If they can't do that, the accusations are serious enough and they should address them."

"When they find out that there's been potentially ethically questionable research ... they're supposed to do a freaking investigation," Egilman said, adding that Keller should be able to present evidence on his behalf.

Poses added that Brown's lack of public discussion of the study, despite widespread interest, is potentially embarrassing for the University.

"Someone (at Brown) should be talking about it, because the rest of the world is talking about it," he said.

Jureidini agreed that Brown should investigate Keller's involvement.

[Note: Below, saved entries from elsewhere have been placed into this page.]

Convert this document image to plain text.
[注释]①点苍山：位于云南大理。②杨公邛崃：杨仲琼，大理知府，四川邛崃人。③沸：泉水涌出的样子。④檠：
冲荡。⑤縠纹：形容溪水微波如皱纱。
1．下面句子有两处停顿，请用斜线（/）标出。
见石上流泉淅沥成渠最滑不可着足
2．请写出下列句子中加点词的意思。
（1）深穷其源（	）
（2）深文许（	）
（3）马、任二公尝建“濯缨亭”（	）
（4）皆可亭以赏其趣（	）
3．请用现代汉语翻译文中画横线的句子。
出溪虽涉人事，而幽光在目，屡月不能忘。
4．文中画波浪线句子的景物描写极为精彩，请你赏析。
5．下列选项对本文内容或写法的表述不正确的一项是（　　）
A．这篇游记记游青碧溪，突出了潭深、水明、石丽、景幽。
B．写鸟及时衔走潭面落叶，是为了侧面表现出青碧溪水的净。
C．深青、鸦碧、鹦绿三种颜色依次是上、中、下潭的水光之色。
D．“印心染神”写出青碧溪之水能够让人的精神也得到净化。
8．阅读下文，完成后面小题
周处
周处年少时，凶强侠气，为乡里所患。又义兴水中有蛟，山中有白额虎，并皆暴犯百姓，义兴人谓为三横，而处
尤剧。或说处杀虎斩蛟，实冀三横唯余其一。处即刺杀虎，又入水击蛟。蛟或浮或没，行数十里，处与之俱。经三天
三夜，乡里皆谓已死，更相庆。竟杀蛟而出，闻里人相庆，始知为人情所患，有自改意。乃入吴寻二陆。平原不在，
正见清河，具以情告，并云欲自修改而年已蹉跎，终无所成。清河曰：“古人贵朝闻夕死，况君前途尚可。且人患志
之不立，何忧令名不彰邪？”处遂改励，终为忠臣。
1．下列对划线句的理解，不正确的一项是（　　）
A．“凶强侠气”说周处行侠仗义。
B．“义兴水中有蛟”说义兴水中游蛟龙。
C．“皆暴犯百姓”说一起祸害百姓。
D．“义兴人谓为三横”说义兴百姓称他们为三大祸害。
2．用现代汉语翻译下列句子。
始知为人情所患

Study 329 "can only be interpreted as deliberately misrepresenting what was found," he said.

A lawyer at Baum Hedlund - who is now representing the families of patients who claim to have been harmed by Paxil in class action lawsuits against GSK - said the University's attitude toward his firm's efforts has been "less than cooperative."

Lawyers for the University, George Murgatroyd added, have "fought us every inch of the way."

Murgatroyd said Brown claims it no longer had the memos that Keller had sent to the IRB, Brown's research ethics panel.

The University, however, "can't discuss particular cases of possible claims of wrongdoing and what we do about them," Provost David Kertzer '69 P'95 P'98 said - ending the possibility of a public inquiry.

Due to an editing error, a jump headline for a story in yesterday's print edition ("Keller's findings on Paxil disputed by doctors, FDA," Sept. 23) indicated faculty believe the University should engage in a discussion of the chair of the psychology department's ethical practices. In fact, the professors said such a discussion should focus on the chair of the psychiatry department. The psychology department chair's research ethics have not been brought into question, and The Herald sincerely regrets the error.